Dünyada ve özellikle ülkemizde en çok gördüğüm en büyük sorunlardan biri insanların kendilerini geliştirmek adına hiçbir şey yapmaması. Halkımıza baktığımızda kendini geliştirmek nedir, ne işe yarar gibi olgulardan bir haber olduklarını görebiliyorum. İnsanlar tamamen tüketime odaklanmış, gezmek tozmak, yemek içmek ve sosyal medya platformlarında yer alıp boy göstermek adına yaşıyorlar resmen. Birkaç insan tarafından beğenilmek, iki üç tane iltifat almak, bir restaurantta yemek yiyip kahve içmek hayatın anlamı olmuş çoğu insan için. Hayat bu denli basit, ucuz ve sıradan değil. Her şeyden önce kendi hayatlarına yazık ediyorlar farkında değiller aynı şekilde bu ülkenin geleceğini etkiliyorlar. Bu kişilerin ellerinden yetişecek yeni nesiller ne derece çalışkan olur, ne derece bilinçli olur gün gibi ortada. Sorumluluk almayan, kendini sergilemek için her gün çaba sarf eden, kendini güzelleştirmek adına bütün doğallığını bozan binlerce hatta milyonlarca insan var. Cinsiyet farketmeksizin insanlar akıllı olana, çalışkan olana meraklı olmuyorlar. Maddiyata dayalı konular her şeyin önüne geçer olmuş. Ruhsal gelişim, kişisel gelişim asla kimsenin  aklına gelmiyor.
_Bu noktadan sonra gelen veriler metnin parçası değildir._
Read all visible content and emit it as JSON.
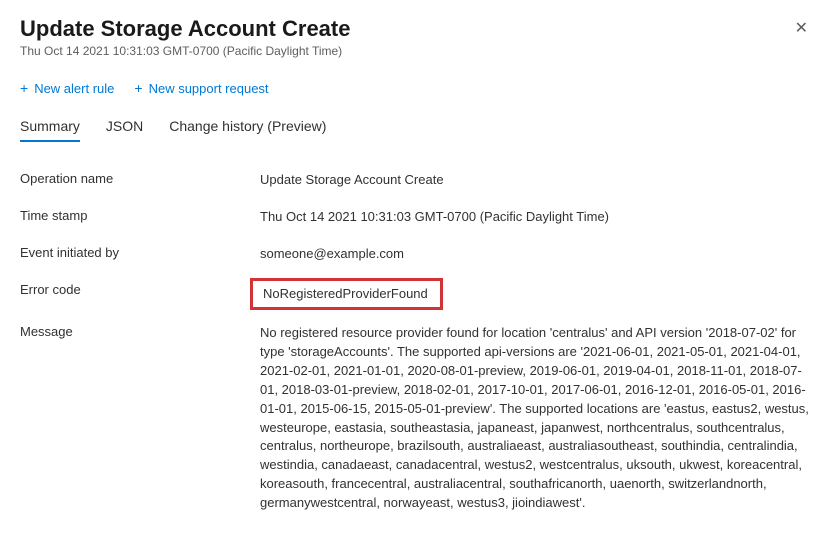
{
  "header": {
    "title": "Update Storage Account Create",
    "subtitle": "Thu Oct 14 2021 10:31:03 GMT-0700 (Pacific Daylight Time)"
  },
  "toolbar": {
    "new_alert_label": "New alert rule",
    "new_support_label": "New support request"
  },
  "tabs": {
    "summary": "Summary",
    "json": "JSON",
    "change_history": "Change history (Preview)"
  },
  "details": {
    "operation_name": {
      "label": "Operation name",
      "value": "Update Storage Account Create"
    },
    "time_stamp": {
      "label": "Time stamp",
      "value": "Thu Oct 14 2021 10:31:03 GMT-0700 (Pacific Daylight Time)"
    },
    "event_initiated_by": {
      "label": "Event initiated by",
      "value": "someone@example.com"
    },
    "error_code": {
      "label": "Error code",
      "value": "NoRegisteredProviderFound"
    },
    "message": {
      "label": "Message",
      "value": "No registered resource provider found for location 'centralus' and API version '2018-07-02' for type 'storageAccounts'. The supported api-versions are '2021-06-01, 2021-05-01, 2021-04-01, 2021-02-01, 2021-01-01, 2020-08-01-preview, 2019-06-01, 2019-04-01, 2018-11-01, 2018-07-01, 2018-03-01-preview, 2018-02-01, 2017-10-01, 2017-06-01, 2016-12-01, 2016-05-01, 2016-01-01, 2015-06-15, 2015-05-01-preview'. The supported locations are 'eastus, eastus2, westus, westeurope, eastasia, southeastasia, japaneast, japanwest, northcentralus, southcentralus, centralus, northeurope, brazilsouth, australiaeast, australiasoutheast, southindia, centralindia, westindia, canadaeast, canadacentral, westus2, westcentralus, uksouth, ukwest, koreacentral, koreasouth, francecentral, australiacentral, southafricanorth, uaenorth, switzerlandnorth, germanywestcentral, norwayeast, westus3, jioindiawest'."
    }
  }
}
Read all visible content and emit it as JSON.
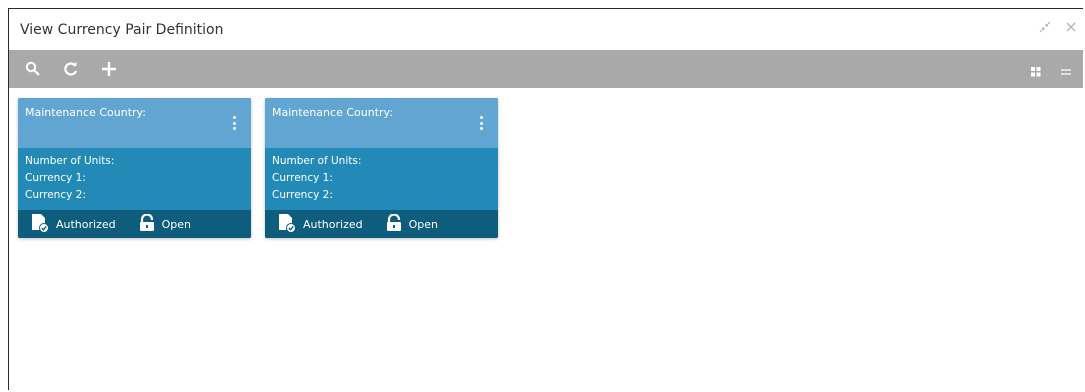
{
  "window": {
    "title": "View Currency Pair Definition",
    "controls": [
      "minimize-icon",
      "close-icon"
    ]
  },
  "toolbar": {
    "left_icons": [
      "search-icon",
      "refresh-icon",
      "add-icon"
    ],
    "right_icons": [
      "grid-view-icon",
      "list-view-icon"
    ]
  },
  "cards": [
    {
      "header_label": "Maintenance Country:",
      "fields": [
        "Number of Units:",
        "Currency 1:",
        "Currency 2:"
      ],
      "status_authorized": "Authorized",
      "status_open": "Open"
    },
    {
      "header_label": "Maintenance Country:",
      "fields": [
        "Number of Units:",
        "Currency 1:",
        "Currency 2:"
      ],
      "status_authorized": "Authorized",
      "status_open": "Open"
    }
  ],
  "colors": {
    "toolbar_bg": "#a9a9a9",
    "card_header": "#61a6d2",
    "card_body": "#238ab8",
    "card_footer": "#0f5d7d"
  }
}
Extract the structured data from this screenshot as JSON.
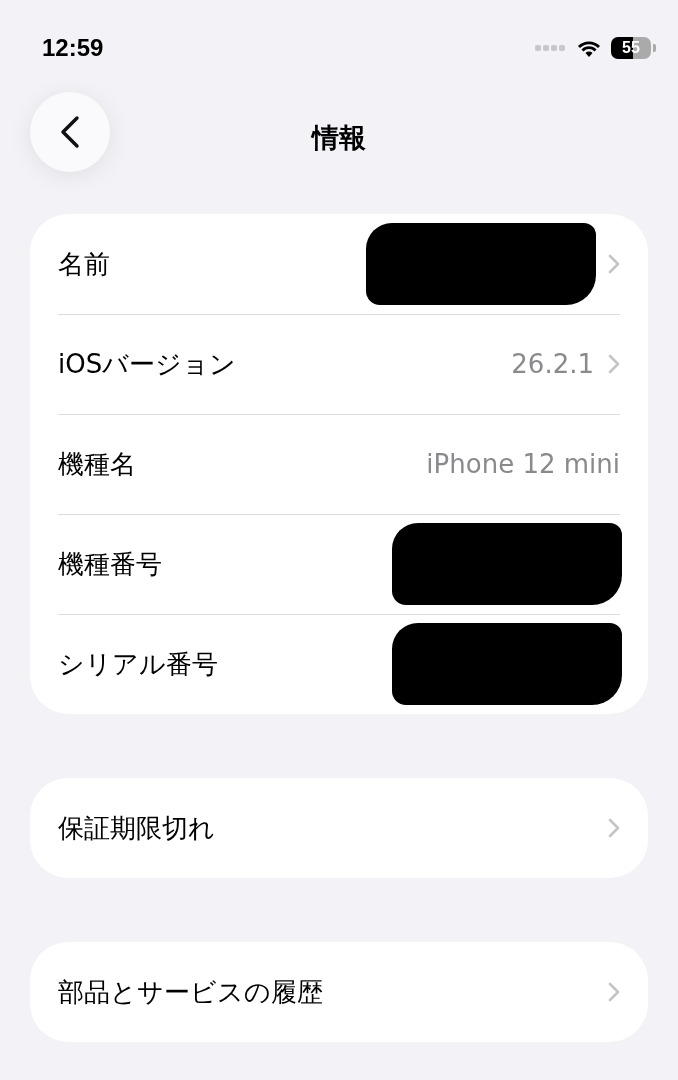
{
  "status_bar": {
    "time": "12:59",
    "battery": "55"
  },
  "nav": {
    "title": "情報"
  },
  "groups": [
    {
      "rows": [
        {
          "label": "名前",
          "redacted": true,
          "chevron": true
        },
        {
          "label": "iOSバージョン",
          "value": "26.2.1",
          "redacted": false,
          "chevron": true
        },
        {
          "label": "機種名",
          "value": "iPhone 12 mini",
          "redacted": false,
          "chevron": false
        },
        {
          "label": "機種番号",
          "redacted": true,
          "chevron": false
        },
        {
          "label": "シリアル番号",
          "redacted": true,
          "chevron": false
        }
      ]
    },
    {
      "rows": [
        {
          "label": "保証期限切れ",
          "redacted": false,
          "chevron": true
        }
      ]
    },
    {
      "rows": [
        {
          "label": "部品とサービスの履歴",
          "redacted": false,
          "chevron": true
        }
      ]
    }
  ]
}
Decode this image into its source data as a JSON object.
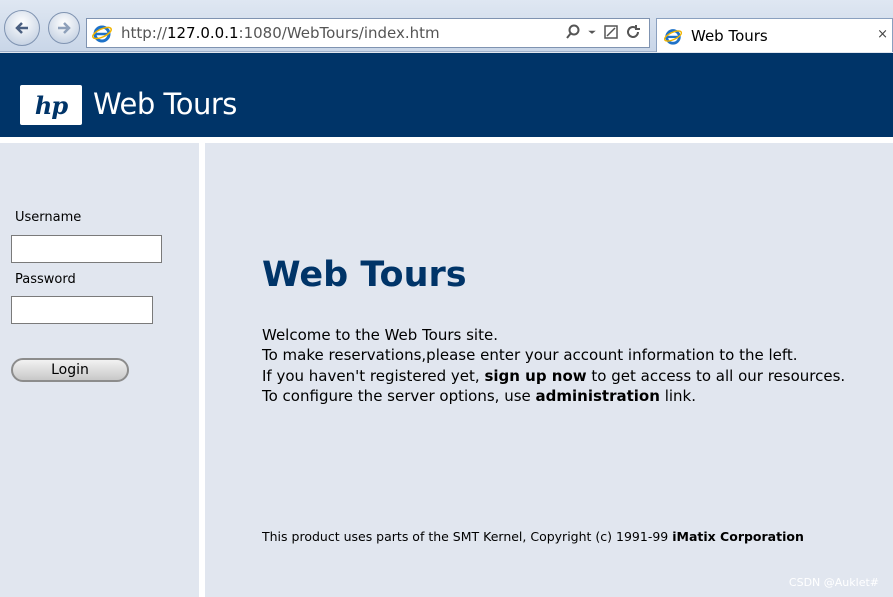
{
  "browser": {
    "url_prefix": "http://",
    "url_host": "127.0.0.1",
    "url_rest": ":1080/WebTours/index.htm",
    "tab_title": "Web Tours",
    "tab_close": "×"
  },
  "header": {
    "logo_text": "hp",
    "site_title": "Web Tours"
  },
  "login": {
    "username_label": "Username",
    "password_label": "Password",
    "username_value": "",
    "password_value": "",
    "login_button": "Login"
  },
  "main": {
    "title": "Web Tours",
    "line1": "Welcome to the Web Tours site.",
    "line2": "To make reservations,please enter your account information to the left.",
    "line3_pre": "If you haven't registered yet, ",
    "line3_link": "sign up now",
    "line3_post": " to get access to all our resources.",
    "line4_pre": "To configure the server options, use ",
    "line4_link": "administration",
    "line4_post": " link.",
    "footer_pre": "This product uses parts of the SMT Kernel, Copyright (c) 1991-99 ",
    "footer_link": "iMatix Corporation"
  },
  "watermark": "CSDN @Auklet#",
  "colors": {
    "header_bg": "#003468",
    "panel_bg": "#e1e6ef",
    "title_color": "#003468"
  }
}
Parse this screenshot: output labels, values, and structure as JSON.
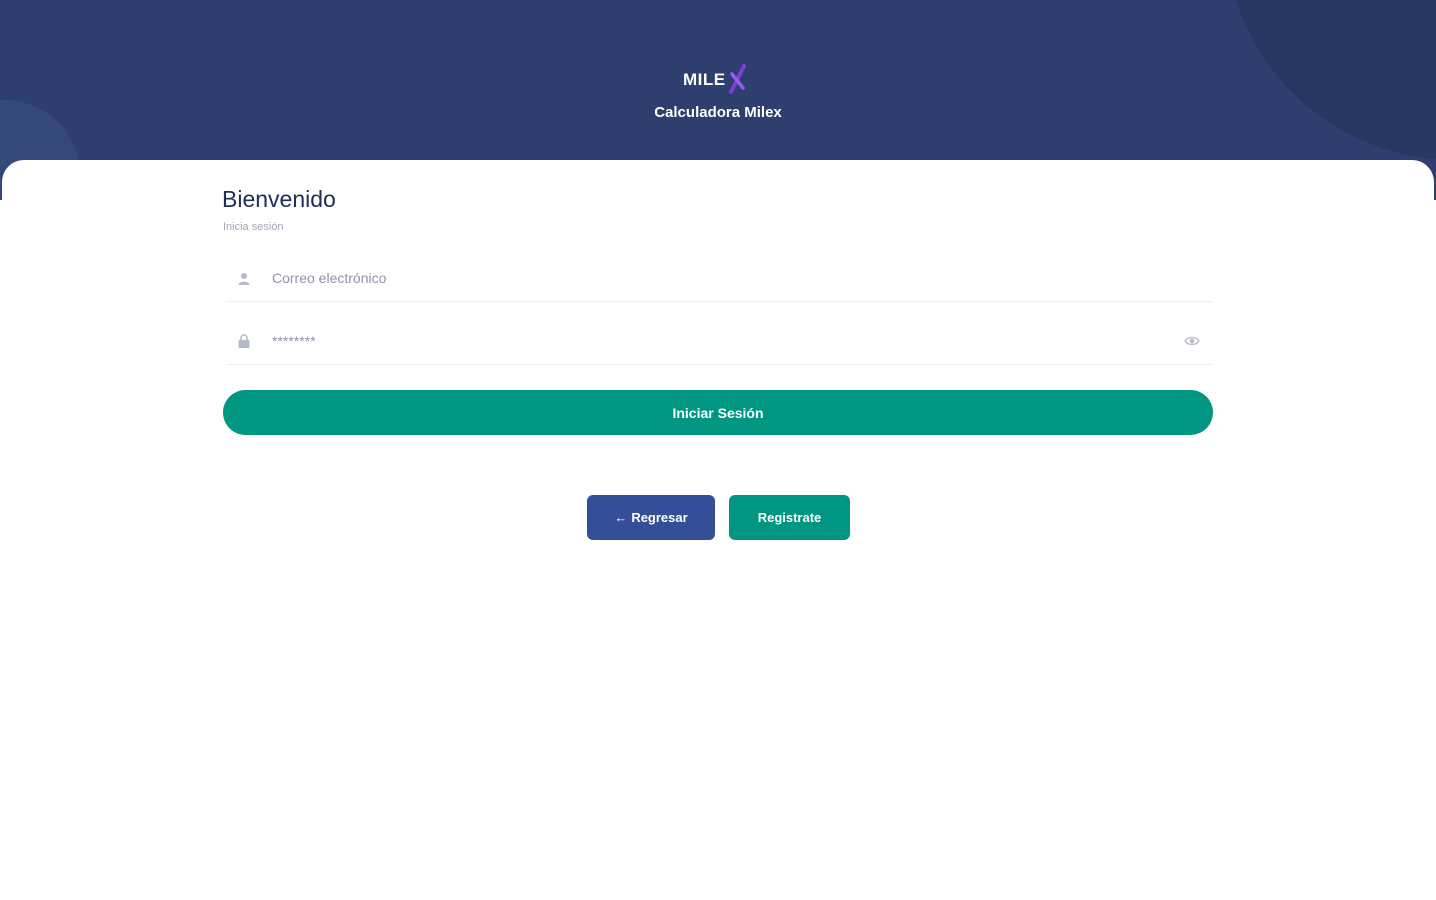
{
  "header": {
    "logo_text": "MILE",
    "app_title": "Calculadora Milex"
  },
  "login": {
    "title": "Bienvenido",
    "subtitle": "Inicia sesión",
    "email": {
      "placeholder": "Correo electrónico",
      "value": ""
    },
    "password": {
      "placeholder": "********",
      "value": ""
    },
    "submit_label": "Iniciar Sesión"
  },
  "actions": {
    "back_arrow": "←",
    "back_label": "Regresar",
    "register_label": "Registrate"
  },
  "colors": {
    "header_bg": "#2e3e6e",
    "primary_green": "#009682",
    "back_blue": "#344f98",
    "logo_accent": "#7b3fd8",
    "title_color": "#1f2d5a"
  },
  "icons": {
    "email_field": "user-icon",
    "password_field": "lock-icon",
    "toggle_password": "eye-icon",
    "logo_mark": "x-logo-icon"
  }
}
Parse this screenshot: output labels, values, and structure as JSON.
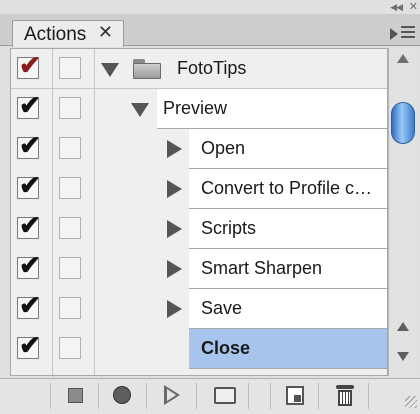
{
  "panel": {
    "tab_label": "Actions",
    "tab_close": "✕"
  },
  "rows": [
    {
      "label": "FotoTips",
      "checked": true,
      "checkColor": "#8b1a1a",
      "type": "set"
    },
    {
      "label": "Preview",
      "checked": true,
      "type": "action"
    },
    {
      "label": "Open",
      "checked": true,
      "type": "step"
    },
    {
      "label": "Convert to Profile c…",
      "checked": true,
      "type": "step"
    },
    {
      "label": "Scripts",
      "checked": true,
      "type": "step"
    },
    {
      "label": "Smart Sharpen",
      "checked": true,
      "type": "step"
    },
    {
      "label": "Save",
      "checked": true,
      "type": "step"
    },
    {
      "label": "Close",
      "checked": true,
      "type": "step",
      "selected": true
    }
  ],
  "checkmark": "✔",
  "colors": {
    "selection": "#a6c4ec",
    "scroll_thumb": "#3b7ccc",
    "set_check": "#8b1a1a"
  },
  "toolbar": {
    "icons": [
      "stop-icon",
      "record-icon",
      "play-icon",
      "new-set-folder-icon",
      "new-action-icon",
      "delete-trash-icon"
    ]
  }
}
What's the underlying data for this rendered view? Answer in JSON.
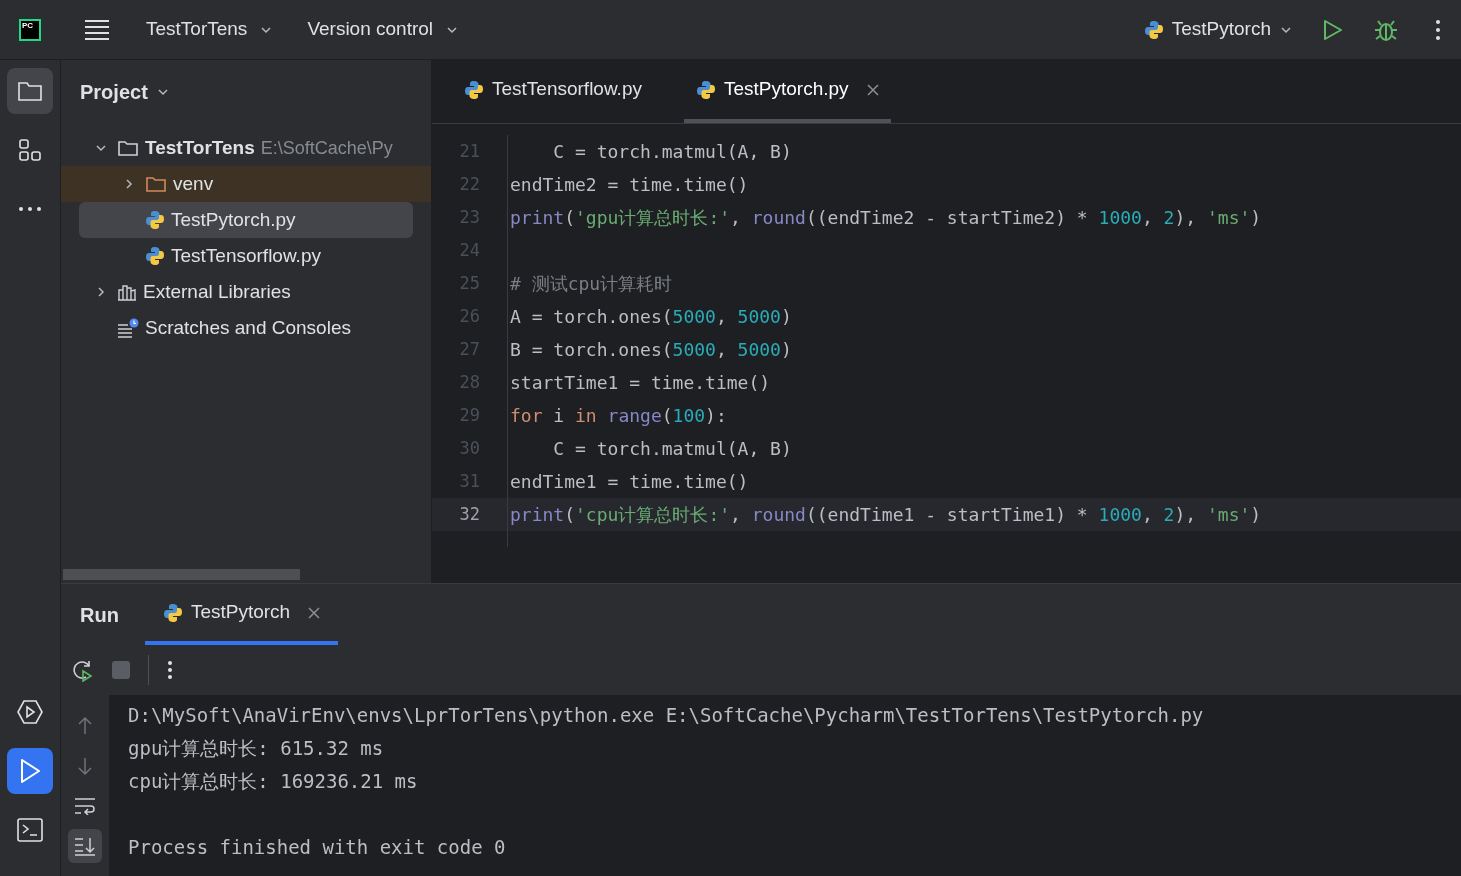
{
  "logo": "PC",
  "toolbar": {
    "project": "TestTorTens",
    "vcs": "Version control",
    "run_config": "TestPytorch"
  },
  "tool_strip": [
    {
      "kind": "project",
      "selected": true
    },
    {
      "kind": "structure",
      "selected": false
    },
    {
      "kind": "more",
      "selected": false
    }
  ],
  "tool_strip_bottom": [
    {
      "kind": "services",
      "selected": false
    },
    {
      "kind": "run",
      "selected": true
    },
    {
      "kind": "terminal",
      "selected": false
    }
  ],
  "project_panel": {
    "title": "Project",
    "tree": [
      {
        "label": "TestTorTens",
        "path": "E:\\SoftCache\\Py",
        "kind": "folder",
        "expanded": true,
        "selected": false,
        "children": [
          {
            "label": "venv",
            "kind": "excluded_folder",
            "expanded": false,
            "selected": false
          },
          {
            "label": "TestPytorch.py",
            "kind": "python_file",
            "selected": true
          },
          {
            "label": "TestTensorflow.py",
            "kind": "python_file",
            "selected": false
          }
        ]
      },
      {
        "label": "External Libraries",
        "kind": "libraries",
        "expanded": false,
        "selected": false
      },
      {
        "label": "Scratches and Consoles",
        "kind": "scratches",
        "selected": false
      }
    ]
  },
  "editor": {
    "tabs": [
      {
        "label": "TestTensorflow.py",
        "selected": false
      },
      {
        "label": "TestPytorch.py",
        "selected": true
      }
    ],
    "lines": [
      {
        "number": "21",
        "current": false,
        "tokens": [
          {
            "text": "    C = torch.matmul(A, B)",
            "kind": "plain"
          }
        ]
      },
      {
        "number": "22",
        "current": false,
        "tokens": [
          {
            "text": "endTime2 = time.time()",
            "kind": "plain"
          }
        ]
      },
      {
        "number": "23",
        "current": false,
        "tokens": [
          {
            "text": "print",
            "kind": "builtin"
          },
          {
            "text": "(",
            "kind": "plain"
          },
          {
            "text": "'gpu计算总时长:'",
            "kind": "string"
          },
          {
            "text": ", ",
            "kind": "plain"
          },
          {
            "text": "round",
            "kind": "builtin"
          },
          {
            "text": "((endTime2 - startTime2) * ",
            "kind": "plain"
          },
          {
            "text": "1000",
            "kind": "number"
          },
          {
            "text": ", ",
            "kind": "plain"
          },
          {
            "text": "2",
            "kind": "number"
          },
          {
            "text": "), ",
            "kind": "plain"
          },
          {
            "text": "'ms'",
            "kind": "string"
          },
          {
            "text": ")",
            "kind": "plain"
          }
        ]
      },
      {
        "number": "24",
        "current": false
      },
      {
        "number": "25",
        "current": false,
        "tokens": [
          {
            "text": "# 测试cpu计算耗时",
            "kind": "comment"
          }
        ]
      },
      {
        "number": "26",
        "current": false,
        "tokens": [
          {
            "text": "A = torch.ones(",
            "kind": "plain"
          },
          {
            "text": "5000",
            "kind": "number"
          },
          {
            "text": ", ",
            "kind": "plain"
          },
          {
            "text": "5000",
            "kind": "number"
          },
          {
            "text": ")",
            "kind": "plain"
          }
        ]
      },
      {
        "number": "27",
        "current": false,
        "tokens": [
          {
            "text": "B = torch.ones(",
            "kind": "plain"
          },
          {
            "text": "5000",
            "kind": "number"
          },
          {
            "text": ", ",
            "kind": "plain"
          },
          {
            "text": "5000",
            "kind": "number"
          },
          {
            "text": ")",
            "kind": "plain"
          }
        ]
      },
      {
        "number": "28",
        "current": false,
        "tokens": [
          {
            "text": "startTime1 = time.time()",
            "kind": "plain"
          }
        ]
      },
      {
        "number": "29",
        "current": false,
        "tokens": [
          {
            "text": "for",
            "kind": "keyword"
          },
          {
            "text": " i ",
            "kind": "plain"
          },
          {
            "text": "in ",
            "kind": "keyword"
          },
          {
            "text": "range",
            "kind": "builtin"
          },
          {
            "text": "(",
            "kind": "plain"
          },
          {
            "text": "100",
            "kind": "number"
          },
          {
            "text": "):",
            "kind": "plain"
          }
        ]
      },
      {
        "number": "30",
        "current": false,
        "tokens": [
          {
            "text": "    C = torch.matmul(A, B)",
            "kind": "plain"
          }
        ]
      },
      {
        "number": "31",
        "current": false,
        "tokens": [
          {
            "text": "endTime1 = time.time()",
            "kind": "plain"
          }
        ]
      },
      {
        "number": "32",
        "current": true,
        "tokens": [
          {
            "text": "print",
            "kind": "builtin"
          },
          {
            "text": "(",
            "kind": "plain"
          },
          {
            "text": "'cpu计算总时长:'",
            "kind": "string"
          },
          {
            "text": ", ",
            "kind": "plain"
          },
          {
            "text": "round",
            "kind": "builtin"
          },
          {
            "text": "((endTime1 - startTime1) * ",
            "kind": "plain"
          },
          {
            "text": "1000",
            "kind": "number"
          },
          {
            "text": ", ",
            "kind": "plain"
          },
          {
            "text": "2",
            "kind": "number"
          },
          {
            "text": "), ",
            "kind": "plain"
          },
          {
            "text": "'ms'",
            "kind": "string"
          },
          {
            "text": ")",
            "kind": "plain"
          }
        ]
      }
    ]
  },
  "run_panel": {
    "title": "Run",
    "tabs": [
      {
        "label": "TestPytorch",
        "selected": true
      }
    ],
    "side_tools": [
      {
        "kind": "up",
        "selected": false
      },
      {
        "kind": "down",
        "selected": false
      },
      {
        "kind": "wrap",
        "selected": false
      },
      {
        "kind": "scroll_end",
        "selected": true
      }
    ],
    "console": [
      {
        "text": "D:\\MySoft\\AnaVirEnv\\envs\\LprTorTens\\python.exe E:\\SoftCache\\Pycharm\\TestTorTens\\TestPytorch.py",
        "kind": "output"
      },
      {
        "text": "gpu计算总时长: 615.32 ms",
        "kind": "output"
      },
      {
        "text": "cpu计算总时长: 169236.21 ms",
        "kind": "output"
      },
      {
        "text": "Process finished with exit code 0",
        "kind": "exit_status"
      }
    ]
  }
}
                   Saatlerce ve hatta bütün gün telefonda veya sosyal medya uygulamalarında zaman geçiren insanlar açıp 15 sayfa kitap okumaya yüksünüyorlar. Saatlerce gezip, dış görünüşlerini değiştirmek uğruna servet harcayan insanlar, kalplerini fikirlerini veya davranışlarını değiştirmek için tek bir kuruş dahi harcamıyorlar. Bu şekilde dünyada aptal bir toplum oluşuyor. Kendini geliştirmek herkesten önce kendine saygı duymak ve değer vermektir. İnsanlar kendilerini çok değersizleştirir olmuşlar. İnsan dediğimiz varlık çok zeki ve çok yönlüdür. Ne çok yönlülüğü kalmış ne zekiliği ne işe yararlığı… Şu tabloya gerçekten çok üzülüyorum. Allah karşımıza kültürel ve sosyal açıdan seviyesi yüksek, kendini geliştirebilmiş insanlar çıkarsın, çıkarsın ki belki bazı insanlar örnek alarak bu doğru yol üzerinde ilerlerler.